В 1825 году Пушкин решил все же еще раз попытать счастья и формально просил позволения ехать в столицы или за границу для поправления здоровья. Он ссылался на сильные физические боли, происходящие от аневризма в ноге. Пушкин поручил ходатайствовать за него своей матери, которая, как пишет П. В. Анненков, «заменила его деловую просьбу каким-то патетическим письмом к императору Александру, которым, по мнению Пушкина, ослаблялся суровый и более красноречивый факт его страдальческого положения»[202]. В результате было получено разрешение жить и лечиться в Пскове под строгим наблюдением губернатора. Это, конечно, не очень устраивало Пушкина. Его желание бежать после этой переписки с императором еще более возросло.
В поэзии это выглядело так:
В письмах наряду с неизменным мотивом скуки и однообразия, вызывающих естественное желание вырваться, звучат и ноты негодования. Петербург, куда, конечно, прежде всего устремлены взгляды Пушкина, начинает в его письмах устойчиво ассоциироваться с властью — той самой властью, которая неизвестно зачем ограничивает его свободу, отнимает возможность передвижения. «Что это у вас? потоп! Ничто проклятому Петербургу!»[203] — пишет Пушкин брату в ноябре 1824 года. Об этом потопе он еще скажет свое слово в литературе, посвятив ему поэму «Медный всадник». В ней Петербург будет изображен как утративший всякие нравственные ориентиры грешный город, уподоблен библейским прообразам. Да и само наводнение не случайно названо Пушкиным потопом. Заочная ненависть к Петербургу подогревает неприятие всего окружающего, русской глубинки, всего, что ассоциируется со словом «русский». Медвежий угол, в который его затолкнула судьба, кажется невыносимым. П. А. Вяземскому он пишет: «Ты, который не на привязи, как можешь ты оставаться в России? Если царь даст мне слободу, то я месяца не останусь. Мы живем в печальном веке, но когда воображаю Лондон, чугунные дороги, паровые корабли, английские журналы или парижские театры и <бордели> — то мое глухое Михайловское наводит на меня тоску и бешенство. В 4-ой песне „Онегина“ я изобразил свою жизнь; когда-нибудь прочтешь его и спросишь с милою улыбкой: где ж мой поэт? в нем дарование приметно — услышишь, милая, в ответ: он удрал в Париж и никогда в проклятую Русь не воротится — ай да умница»[204].
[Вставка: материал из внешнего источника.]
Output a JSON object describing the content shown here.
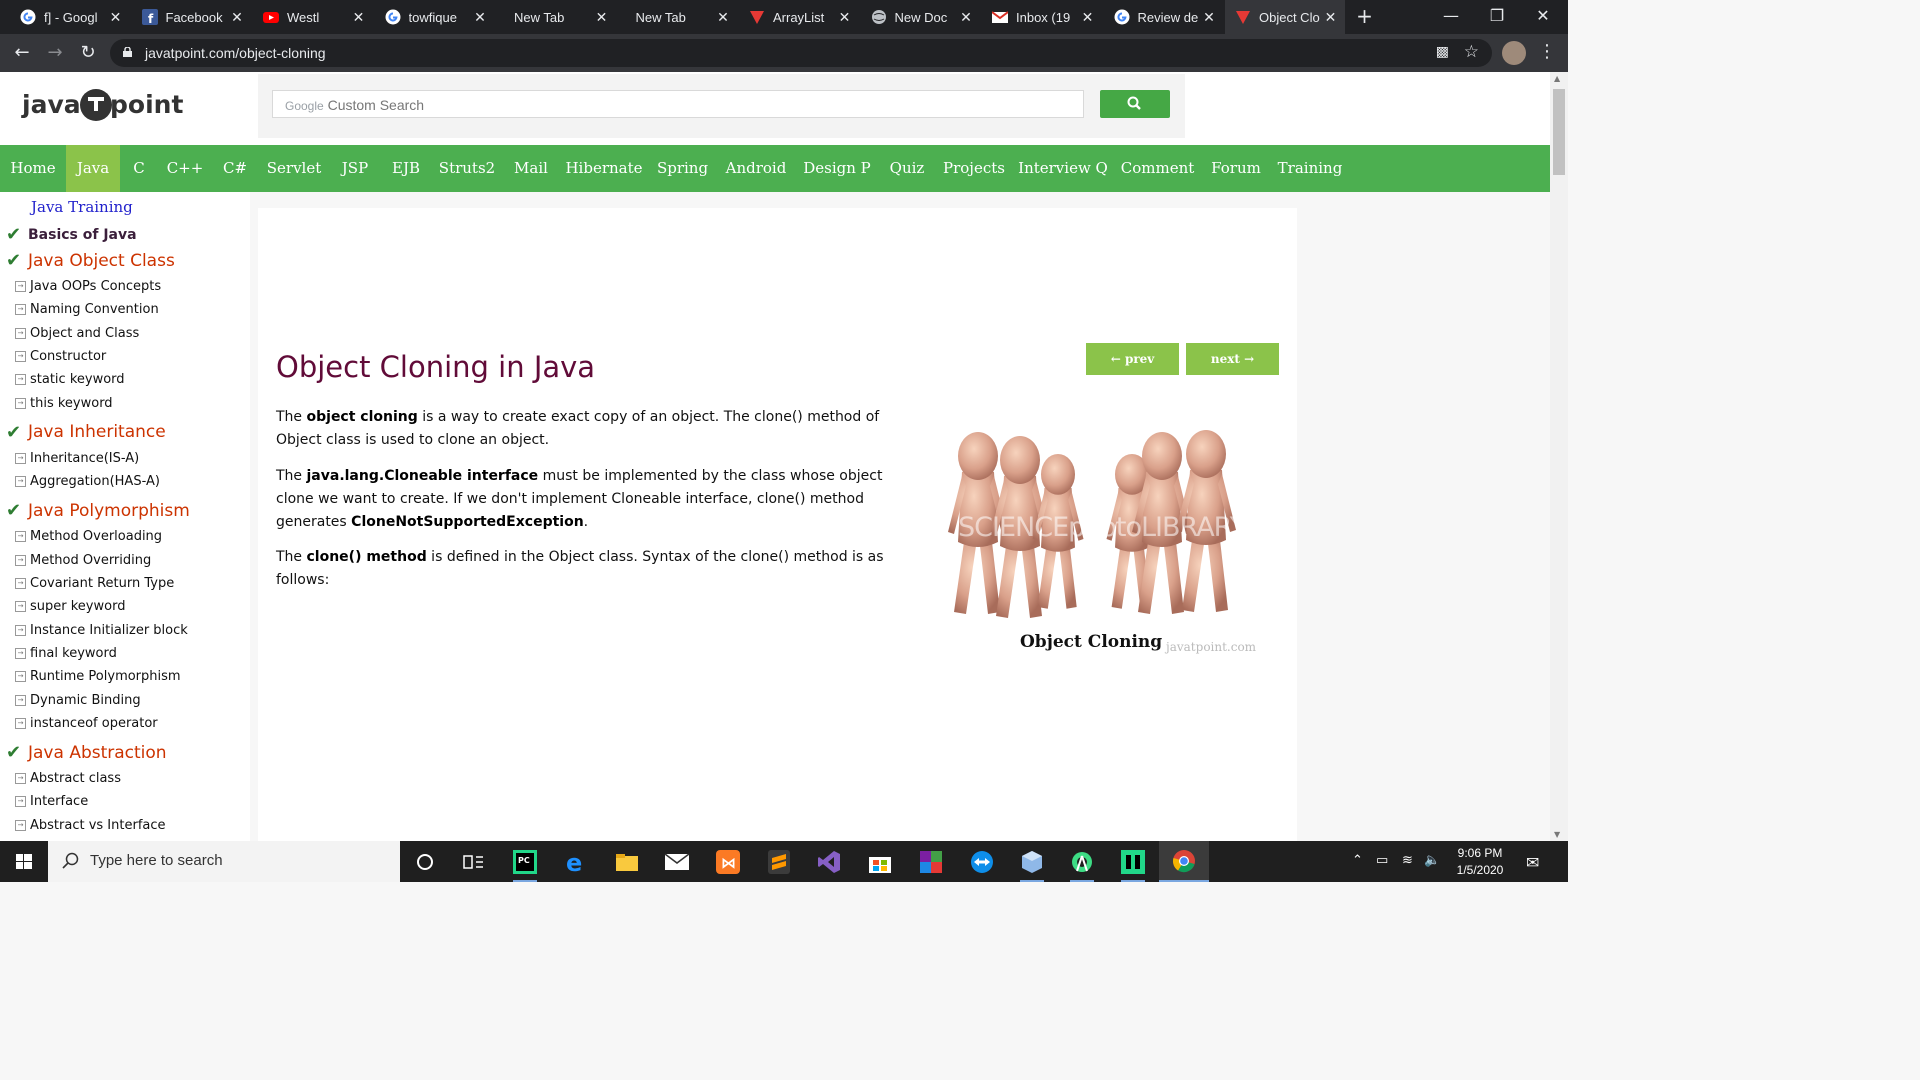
{
  "browser": {
    "tabs": [
      {
        "title": "f] - Googl",
        "icon": "google-icon",
        "active": false
      },
      {
        "title": "Facebook",
        "icon": "facebook-icon",
        "active": false
      },
      {
        "title": "Westl",
        "icon": "youtube-icon",
        "active": false
      },
      {
        "title": "towfique",
        "icon": "google-icon",
        "active": false
      },
      {
        "title": "New Tab",
        "icon": "none",
        "active": false
      },
      {
        "title": "New Tab",
        "icon": "none",
        "active": false
      },
      {
        "title": "ArrayList",
        "icon": "javatpoint-icon",
        "active": false
      },
      {
        "title": "New Doc",
        "icon": "globe-icon",
        "active": false
      },
      {
        "title": "Inbox (19",
        "icon": "gmail-icon",
        "active": false
      },
      {
        "title": "Review de",
        "icon": "google-icon",
        "active": false
      },
      {
        "title": "Object Clo",
        "icon": "javatpoint-icon",
        "active": true
      }
    ],
    "url": "javatpoint.com/object-cloning"
  },
  "site": {
    "logo_left": "java",
    "logo_right": "point",
    "search_brand": "Google",
    "search_placeholder": "Custom Search",
    "nav": [
      "Home",
      "Java",
      "C",
      "C++",
      "C#",
      "Servlet",
      "JSP",
      "EJB",
      "Struts2",
      "Mail",
      "Hibernate",
      "Spring",
      "Android",
      "Design P",
      "Quiz",
      "Projects",
      "Interview Q",
      "Comment",
      "Forum",
      "Training"
    ],
    "nav_active": "Java"
  },
  "sidebar": {
    "heading": "Java Training",
    "sections": [
      {
        "title": "Basics of Java",
        "style": "basic",
        "items": []
      },
      {
        "title": "Java Object Class",
        "style": "big",
        "items": [
          "Java OOPs Concepts",
          "Naming Convention",
          "Object and Class",
          "Constructor",
          "static keyword",
          "this keyword"
        ]
      },
      {
        "title": "Java Inheritance",
        "style": "big",
        "items": [
          "Inheritance(IS-A)",
          "Aggregation(HAS-A)"
        ]
      },
      {
        "title": "Java Polymorphism",
        "style": "big",
        "items": [
          "Method Overloading",
          "Method Overriding",
          "Covariant Return Type",
          "super keyword",
          "Instance Initializer block",
          "final keyword",
          "Runtime Polymorphism",
          "Dynamic Binding",
          "instanceof operator"
        ]
      },
      {
        "title": "Java Abstraction",
        "style": "big",
        "items": [
          "Abstract class",
          "Interface",
          "Abstract vs Interface"
        ]
      }
    ]
  },
  "article": {
    "title": "Object Cloning in Java",
    "prev_label": "← prev",
    "next_label": "next →",
    "p1_pre": "The ",
    "p1_bold": "object cloning",
    "p1_post": " is a way to create exact copy of an object. The clone() method of Object class is used to clone an object.",
    "p2_pre": "The ",
    "p2_bold": "java.lang.Cloneable interface",
    "p2_mid": " must be implemented by the class whose object clone we want to create. If we don't implement Cloneable interface, clone() method generates ",
    "p2_bold2": "CloneNotSupportedException",
    "p2_post": ".",
    "p3_pre": "The ",
    "p3_bold": "clone() method",
    "p3_post": " is defined in the Object class. Syntax of the clone() method is as follows:",
    "figure_caption": "Object Cloning",
    "figure_site": "javatpoint.com",
    "figure_watermark": "SCIENCEphotoLIBRARY"
  },
  "taskbar": {
    "search_placeholder": "Type here to search",
    "time": "9:06 PM",
    "date": "1/5/2020",
    "apps": [
      "task-view-icon",
      "pycharm-icon",
      "edge-icon",
      "file-explorer-icon",
      "mail-icon",
      "xampp-icon",
      "sublime-icon",
      "visual-studio-icon",
      "store-icon",
      "winrar-icon",
      "teamviewer-icon",
      "virtualbox-icon",
      "android-studio-icon",
      "app-icon",
      "chrome-icon"
    ]
  }
}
В тайну намерений поэта были посвящены ближайшие люди — брат, Ал. Н. Вульф, П. А. Осипова, кое-какая информация просочилась и в письмах друзьям. П. А. Осипова, вступившая в это время в переписку с В. А. Жуковским, пыталась всеми силами предотвратить побег, который пугал ее своими непредсказуемыми последствиями для Пушкина: «Если Александр должен будет оставаться здесь долго, то прощай для нас, русских, его талант, его поэтический гений, и обвинить его не можно будет. Наш Псков хуже Сибири, и здесь пылкой голове не усидеть. Он теперь так занят своим положением, что без дальнего размышления из огня вскочит в полымя, а там поздно будет размышлять о следствиях. Все здесь сказанное не пустая догадка, но прошу вас, чтобы и Лев Сергеевич не знал, что я Вам сие пишу. Если Вы думаете, что воздух и солнце Франции или близь лежащих к ней через Альпы земель полезен для русских орлов — и оный не будет вреден нашему, то пускай останется то, что теперь написала, вечной тайной; когда же Вы другого мнения, то подумайте, как предупредить отлет»[205]. Жуковский был, несомненно, другого мнения и по мере возможности, сколько мог, препятствовал настойчивому желанию Пушкина любой ценой вырваться из оков.